China is not Underdeveloped Anymore
One common assumption in all the three theories is that the economy in question is an underdeveloped one. This implies that beyond a point, a readjustment will be due and new policies will have to be crafted. But as noted by Hirschman, the economist behind the theory of Unbalanced Growth, policymakers loath abandoning policies which have once worked. Same is happening with China and new policies have not yet replaced the earlier ones. The result of this is as follows:
Effects of Spatial Inequality
Spatial Inequality refers to the regional imbalance in development and income.
As can be seen above, the Eastern coast has a Per Capita Income of more than 5000 USD, whereas, the western and central regions lag far behind. The result is that majority of the country’s wealth is concentrated in the east. Just four eastern provinces (Guangdong, Jiangsu, Shandong and Zhejiang) alone account for almost 40% of the nation’s GDP. It is common knowledge that higher income leads to a reduction in the share of net income used for consumption. There is a corresponding increase in the share of savings, which then translates into investment. Eastern provinces, which account for the bulk of nation’s wealth, save a healthy part of their high income. As against this, those in the Centre and the west don’t have enough wealth to achieve optimum consumption. This pulls down the overall national consumption and rakes up investment.
Effects of Unbalanced Growth
As explained above, unbalanced growth required China to make investments in mega manufacturing and infrastructural projects. This led to growth because of a corresponding increase in exports. As a result, even though there was low internal consumption, external consumption ensured there were good returns. But post-2008 crisis, demand in western countries has failed to pick up. Hence, Chinese policy should have dictated an increase in internal consumption and decrease in investment. Decreased investments would have curbed further increases in the volume of goods and services produced. Further, increase in consumption would have resulted in reduced reliance on exports, the market for which is becoming smaller. This has failed to happen.
Moreover, there was a lack of investment in social sectors like pensions, housing, education and health during the reform era. The result was an increased tendency to save money for future health contingencies, education of children, old age and housing. Higher savings imply lower consumption and higher investment. The focus of the government is yet to shift to these social areas. This has kept the vicious circle of consumption-investment disparity going.
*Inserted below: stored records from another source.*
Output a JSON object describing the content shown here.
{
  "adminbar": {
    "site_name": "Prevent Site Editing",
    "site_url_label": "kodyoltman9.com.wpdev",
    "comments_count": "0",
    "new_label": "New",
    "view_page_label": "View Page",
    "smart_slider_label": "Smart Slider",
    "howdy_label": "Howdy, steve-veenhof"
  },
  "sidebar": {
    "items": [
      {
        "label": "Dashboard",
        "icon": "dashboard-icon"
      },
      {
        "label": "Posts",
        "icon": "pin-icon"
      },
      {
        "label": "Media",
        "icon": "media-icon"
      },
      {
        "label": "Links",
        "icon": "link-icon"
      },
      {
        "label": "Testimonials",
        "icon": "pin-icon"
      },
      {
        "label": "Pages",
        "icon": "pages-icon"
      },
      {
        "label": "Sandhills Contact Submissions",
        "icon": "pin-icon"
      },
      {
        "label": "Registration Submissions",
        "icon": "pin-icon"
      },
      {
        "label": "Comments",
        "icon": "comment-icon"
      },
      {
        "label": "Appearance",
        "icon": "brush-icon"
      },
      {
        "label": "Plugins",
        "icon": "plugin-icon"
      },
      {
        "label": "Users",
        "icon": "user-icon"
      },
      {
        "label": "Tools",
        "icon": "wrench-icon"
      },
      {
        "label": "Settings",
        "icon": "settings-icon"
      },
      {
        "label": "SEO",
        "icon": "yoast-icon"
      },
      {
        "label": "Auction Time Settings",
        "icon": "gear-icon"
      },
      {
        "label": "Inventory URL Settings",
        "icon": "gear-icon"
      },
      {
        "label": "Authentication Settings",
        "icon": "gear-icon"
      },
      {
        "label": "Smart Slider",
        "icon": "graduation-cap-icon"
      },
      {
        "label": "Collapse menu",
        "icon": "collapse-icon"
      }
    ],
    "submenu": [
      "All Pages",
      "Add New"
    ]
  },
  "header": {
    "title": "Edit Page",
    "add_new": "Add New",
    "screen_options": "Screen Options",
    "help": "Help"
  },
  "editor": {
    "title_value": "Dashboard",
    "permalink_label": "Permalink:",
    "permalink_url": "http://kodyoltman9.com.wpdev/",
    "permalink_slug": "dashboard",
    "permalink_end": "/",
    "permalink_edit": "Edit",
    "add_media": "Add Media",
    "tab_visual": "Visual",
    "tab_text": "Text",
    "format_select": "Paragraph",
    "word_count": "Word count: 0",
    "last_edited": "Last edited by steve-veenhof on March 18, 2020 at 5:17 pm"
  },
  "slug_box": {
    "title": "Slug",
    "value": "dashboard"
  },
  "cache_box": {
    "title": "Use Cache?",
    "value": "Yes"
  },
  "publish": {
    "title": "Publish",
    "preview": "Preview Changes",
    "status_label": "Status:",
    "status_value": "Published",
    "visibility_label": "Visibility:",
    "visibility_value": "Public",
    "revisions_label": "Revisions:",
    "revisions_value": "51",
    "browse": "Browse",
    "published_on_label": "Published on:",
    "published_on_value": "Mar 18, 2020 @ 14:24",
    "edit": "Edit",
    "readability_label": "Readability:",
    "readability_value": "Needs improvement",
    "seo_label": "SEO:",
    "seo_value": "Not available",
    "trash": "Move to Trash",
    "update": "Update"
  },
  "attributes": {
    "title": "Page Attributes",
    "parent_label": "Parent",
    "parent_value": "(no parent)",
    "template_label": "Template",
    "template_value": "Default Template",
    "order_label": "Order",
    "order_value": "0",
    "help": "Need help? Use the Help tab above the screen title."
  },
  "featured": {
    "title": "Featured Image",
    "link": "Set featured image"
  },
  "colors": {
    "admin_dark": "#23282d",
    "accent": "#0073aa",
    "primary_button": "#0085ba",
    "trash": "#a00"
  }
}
It can be seen above that Spatial Inequality and Unbalanced Growth have helped China transform into a middle-income country. But for this growth to trickle down and continue in future, there is an urgent need of a policy shift. Policies are needed to spread the growth inwards to the west and to redefine the focus areas of investment. This will incentivize consumption and balance investment, creating the path to new riches.